COSAS DE LA MAR Y LA MAR DE COSAS La exposición Guillermina, titulada "Cosas de la mar y la mar de cosas", consta de tres partes bien diferenciadas: las naturalezas muertas antes aludidas, reconvertidas en pequeñas muestras de arte, los cuadros de temática taurina y, por último, sus singulares composiciones y montajes, todo un canto al uso creativo de los productos de deshecho de la sociedad que nos rodea. Las estampas taurinas, realmente magníficas, están hechas a base de latas de refrescos, recortadas y pegadas en varios estratos. Escenificando con gran realismo las diversas suertes del arte de torear en nuestro país. Pero el no va más llega cuando contemplamos sus montajes, plenos de creatividad, utilizando sabiamente mil y un materiales y productos de deshecho, a modo de grandes collages, como troncos retorcidos, alambres, mallas metálicas, ruedas de engranajes, telas, cartones, estampas, guitas, cables, cadenas, grifos y cornetines antiguos, varas, relojes viejos, cerámicas rotas, muelles desvencijados, etc., etc. Incluyendo como gran novedad la intervención humana, a base de figuritas o muñecos de pasta "das", material que utilizan los arquitectos y los escultores para sus maquetas. Pero hay más. Y es que, como remate de los tomates, en muchos de sus cuadros figuran unas sentencias y pensamientos, escritos a lápiz o boli, o con recortes de prensa, con mensajes que sintetizan, de alguna manera, la filosofía guillermina acerca de la vida, la conservación del medio ambiente y la utilidad de los materiales aparentemente inútiles e inservibles. He aquí una muestra:
¡Salvad el planeta, coño! A la Humanidad le está haciendo falta una transfusión de sentido común. La robotización recorta la imaginación. Aprovecha lo que otro deshecha y añade algo de tu cosecha. No se necesita ser ecológico, basta con ser lógico. Larga vida a la chatarra. Dime lo que tiras y te diré qué pierdes. No somos lo que fuimos ni lo que seremos; y las cosas tampoco. Quien preserva, conserva. Reciclarse o morir. La materia ni se crea ni se destruye…, se transforma. Arte es crear…, reciclar es recrear… Si la basura tuviera precio, esta muestra no tendría desperdicio. De la mar, los peces, y también los pecios… El deshecho al hecho no hay tanto trecho. Mira a la Naturaleza y aprenderás a conservarla. Fui maceta barata, ahora soy cara (un cara pintada sobre un trozo roto de maceta).

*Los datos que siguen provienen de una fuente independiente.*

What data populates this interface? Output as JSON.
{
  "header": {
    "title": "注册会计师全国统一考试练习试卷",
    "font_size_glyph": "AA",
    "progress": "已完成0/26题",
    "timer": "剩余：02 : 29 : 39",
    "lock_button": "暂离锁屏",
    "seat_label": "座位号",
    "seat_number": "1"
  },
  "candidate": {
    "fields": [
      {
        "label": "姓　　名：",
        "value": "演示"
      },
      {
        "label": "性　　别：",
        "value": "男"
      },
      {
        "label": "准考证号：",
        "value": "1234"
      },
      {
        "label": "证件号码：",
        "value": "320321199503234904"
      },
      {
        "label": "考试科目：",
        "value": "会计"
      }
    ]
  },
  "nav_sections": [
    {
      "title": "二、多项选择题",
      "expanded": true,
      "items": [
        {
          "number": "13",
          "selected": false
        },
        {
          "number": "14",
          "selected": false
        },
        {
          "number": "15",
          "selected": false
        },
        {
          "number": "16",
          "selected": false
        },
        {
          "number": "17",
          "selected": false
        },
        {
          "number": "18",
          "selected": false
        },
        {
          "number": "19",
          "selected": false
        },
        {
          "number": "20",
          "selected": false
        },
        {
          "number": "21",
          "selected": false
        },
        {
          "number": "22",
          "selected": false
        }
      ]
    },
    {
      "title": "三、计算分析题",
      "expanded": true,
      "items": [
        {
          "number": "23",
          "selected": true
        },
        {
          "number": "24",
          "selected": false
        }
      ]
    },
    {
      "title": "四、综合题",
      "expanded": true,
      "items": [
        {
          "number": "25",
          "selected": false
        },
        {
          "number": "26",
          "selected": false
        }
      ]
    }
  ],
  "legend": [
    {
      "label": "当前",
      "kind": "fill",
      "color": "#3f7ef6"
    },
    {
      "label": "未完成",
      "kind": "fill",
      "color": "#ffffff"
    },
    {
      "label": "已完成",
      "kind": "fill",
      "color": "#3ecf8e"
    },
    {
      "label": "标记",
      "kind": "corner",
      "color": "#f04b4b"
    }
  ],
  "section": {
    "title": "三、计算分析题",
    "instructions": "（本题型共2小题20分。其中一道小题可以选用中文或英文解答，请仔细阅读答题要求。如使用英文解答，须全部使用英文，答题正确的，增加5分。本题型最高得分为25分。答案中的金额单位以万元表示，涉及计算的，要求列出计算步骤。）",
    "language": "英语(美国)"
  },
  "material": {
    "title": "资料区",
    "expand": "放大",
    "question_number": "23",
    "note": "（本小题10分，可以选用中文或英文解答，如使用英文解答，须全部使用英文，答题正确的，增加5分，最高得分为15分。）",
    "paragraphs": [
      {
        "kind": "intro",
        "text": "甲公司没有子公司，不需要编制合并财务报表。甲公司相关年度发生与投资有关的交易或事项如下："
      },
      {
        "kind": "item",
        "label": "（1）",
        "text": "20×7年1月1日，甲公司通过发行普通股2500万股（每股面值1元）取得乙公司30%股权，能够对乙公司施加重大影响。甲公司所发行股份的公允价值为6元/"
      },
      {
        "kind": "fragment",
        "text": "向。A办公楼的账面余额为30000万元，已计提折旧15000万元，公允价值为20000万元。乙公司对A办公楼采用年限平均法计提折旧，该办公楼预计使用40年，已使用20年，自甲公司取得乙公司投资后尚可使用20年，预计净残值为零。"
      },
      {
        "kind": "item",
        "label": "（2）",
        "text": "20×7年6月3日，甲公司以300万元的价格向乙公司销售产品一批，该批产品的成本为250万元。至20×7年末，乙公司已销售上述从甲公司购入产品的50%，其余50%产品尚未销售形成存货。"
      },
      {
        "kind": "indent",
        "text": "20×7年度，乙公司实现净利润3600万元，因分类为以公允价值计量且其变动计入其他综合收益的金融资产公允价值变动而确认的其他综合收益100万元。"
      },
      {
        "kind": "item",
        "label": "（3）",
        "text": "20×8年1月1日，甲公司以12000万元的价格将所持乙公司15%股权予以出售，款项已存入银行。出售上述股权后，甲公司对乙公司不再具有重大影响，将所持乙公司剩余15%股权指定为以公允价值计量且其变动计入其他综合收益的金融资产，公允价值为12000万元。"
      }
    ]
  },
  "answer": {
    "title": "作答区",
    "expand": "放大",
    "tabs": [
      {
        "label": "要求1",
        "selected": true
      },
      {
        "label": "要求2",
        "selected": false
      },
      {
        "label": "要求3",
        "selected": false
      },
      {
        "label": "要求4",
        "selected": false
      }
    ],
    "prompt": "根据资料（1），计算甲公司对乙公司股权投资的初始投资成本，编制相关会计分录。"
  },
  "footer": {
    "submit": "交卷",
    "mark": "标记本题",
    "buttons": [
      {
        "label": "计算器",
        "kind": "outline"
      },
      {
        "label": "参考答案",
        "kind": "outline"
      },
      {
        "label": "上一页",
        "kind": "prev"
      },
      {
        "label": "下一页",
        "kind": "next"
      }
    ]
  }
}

Por lo que no es de extrañar que, durante una de las visitas del público –llenos diarios, destacando las familias al completo--, un rapaz, arrobadito ante una de sus creaciones, le dijera a sus padres: --Mami, pues yo de mayor quisiera ser como Guillermo y hacer estos cuadros.

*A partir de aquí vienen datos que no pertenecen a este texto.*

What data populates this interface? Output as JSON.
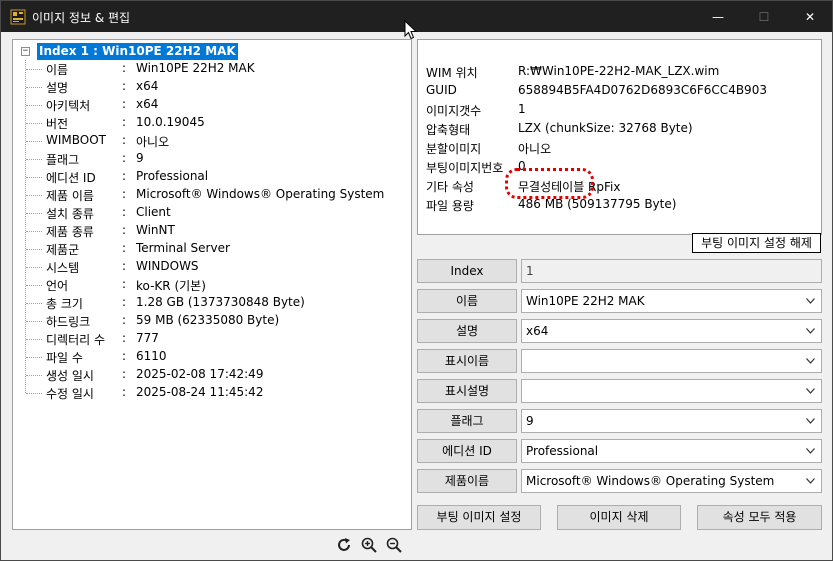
{
  "window": {
    "title": "이미지 정보 & 편집",
    "minimize_glyph": "—",
    "maximize_glyph": "☐",
    "close_glyph": "✕"
  },
  "tree": {
    "root_label": "Index 1 : Win10PE 22H2 MAK",
    "separator": ":",
    "items": [
      {
        "key": "이름",
        "value": "Win10PE 22H2 MAK"
      },
      {
        "key": "설명",
        "value": "x64"
      },
      {
        "key": "아키텍처",
        "value": "x64"
      },
      {
        "key": "버전",
        "value": "10.0.19045"
      },
      {
        "key": "WIMBOOT",
        "value": "아니오"
      },
      {
        "key": "플래그",
        "value": "9"
      },
      {
        "key": "에디션 ID",
        "value": "Professional"
      },
      {
        "key": "제품 이름",
        "value": "Microsoft® Windows® Operating System"
      },
      {
        "key": "설치 종류",
        "value": "Client"
      },
      {
        "key": "제품 종류",
        "value": "WinNT"
      },
      {
        "key": "제품군",
        "value": "Terminal Server"
      },
      {
        "key": "시스템",
        "value": "WINDOWS"
      },
      {
        "key": "언어",
        "value": "ko-KR (기본)"
      },
      {
        "key": "총 크기",
        "value": "1.28 GB  (1373730848 Byte)"
      },
      {
        "key": "하드링크",
        "value": "59 MB  (62335080 Byte)"
      },
      {
        "key": "디렉터리 수",
        "value": "777"
      },
      {
        "key": "파일 수",
        "value": "6110"
      },
      {
        "key": "생성 일시",
        "value": "2025-02-08 17:42:49"
      },
      {
        "key": "수정 일시",
        "value": "2025-08-24 11:45:42"
      }
    ]
  },
  "toolbar_icons": [
    "refresh-icon",
    "zoom-in-icon",
    "zoom-out-icon"
  ],
  "info": {
    "rows": [
      {
        "key": "WIM 위치",
        "value": "R:₩Win10PE-22H2-MAK_LZX.wim"
      },
      {
        "key": "GUID",
        "value": "658894B5FA4D0762D6893C6F6CC4B903"
      },
      {
        "key": "이미지갯수",
        "value": "1"
      },
      {
        "key": "압축형태",
        "value": "LZX  (chunkSize: 32768 Byte)"
      },
      {
        "key": "분할이미지",
        "value": "아니오"
      },
      {
        "key": "부팅이미지번호",
        "value": "0"
      },
      {
        "key": "기타 속성",
        "value": "무결성테이블 RpFix"
      },
      {
        "key": "파일 용량",
        "value": "486 MB  (509137795 Byte)"
      }
    ],
    "highlight_color": "#e00000"
  },
  "unset_boot_button": "부팅 이미지 설정 해제",
  "properties": [
    {
      "label": "Index",
      "value": "1",
      "readonly": true
    },
    {
      "label": "이름",
      "value": "Win10PE 22H2 MAK",
      "readonly": false
    },
    {
      "label": "설명",
      "value": "x64",
      "readonly": false
    },
    {
      "label": "표시이름",
      "value": "",
      "readonly": false
    },
    {
      "label": "표시설명",
      "value": "",
      "readonly": false
    },
    {
      "label": "플래그",
      "value": "9",
      "readonly": false
    },
    {
      "label": "에디션 ID",
      "value": "Professional",
      "readonly": false
    },
    {
      "label": "제품이름",
      "value": "Microsoft® Windows® Operating System",
      "readonly": false
    }
  ],
  "bottom_buttons": {
    "set_boot": "부팅 이미지 설정",
    "delete": "이미지 삭제",
    "apply_all": "속성 모두 적용"
  },
  "colors": {
    "titlebar": "#202020",
    "selection": "#0078d7",
    "button_face": "#e1e1e1"
  }
}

Una muestra creativa, esta del ilustre e ilustrado Guillermo Summers, que, en mi opinión, debería estar recogida en alguno de nuestros Museos de Arte Contemporáneo, para contemplación y deleite de las generaciones presentes y futuras. Si es que no hay mandarines culturales que se opongan porque a Guillermo se le entiende todo o porque no se llama William, Willem, etc., que cualquier cosa bien pudiera suceder.

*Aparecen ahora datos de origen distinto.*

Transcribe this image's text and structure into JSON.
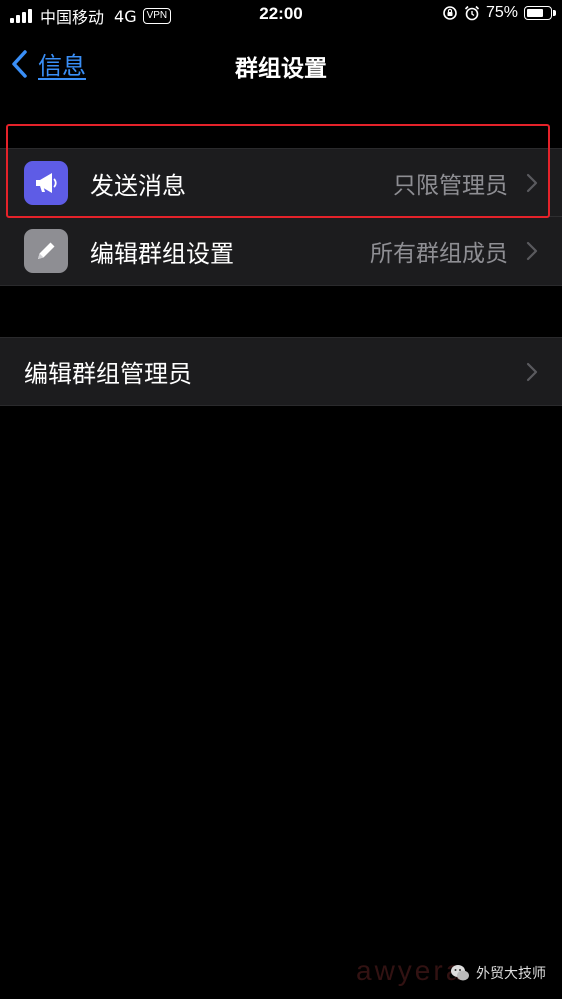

Vaya mi enhorabuena a Guillermo por su obra y, sobre todo, por su estilo, tan cercano a la gente. Y, cómo no, a su Marita del alma, la patronal, su "musa", que te lo dice el menda sin pensárselo dos veces. Finalmente, decir que la muestra, que recomiendo vivamente, estará abierta en el salón Los Álamos, de La Antilla, hasta el 21 de este mes, en horario nocturno.
|
Pedrito
Mi amiga Granada, periodista de Radio Extremadura, de la cadena SER, escribía en la revista de la Feria pacense de San Juan 2008, en su edición nº 39, un artículo, a propósito del homenaje que Badajoz tributó a Godoy, titulado “Godoy vuelve por la Feria” (pp. 52-53), y que, en realidad, era un pequeño homenaje a las personas que, desde Internet, se vienen dedicando a trasladar noticias e informaciones sobre la ciudad de Badajoz, sus personajes y sus eventos históricos. Y mi amiga Granada citaba a tres internautas, entre ellos, al abajo firmante. Demostrando no sólo que conoce mis andanzas posmodernas en mi blog El Avisador de Badajoz --al que califica de “famoso”, así, por las buenas--, sino, además, de cuando in illo tempore este que lo es se dedicaba “a recopilar cuentos populares y seguía paso a paso cómo se mantienen las tradiciones, con su cámara fotográfica siempre dispuesta en Semana Santa, carnavales y cualquier otro acto de la ciudad de Badajoz”.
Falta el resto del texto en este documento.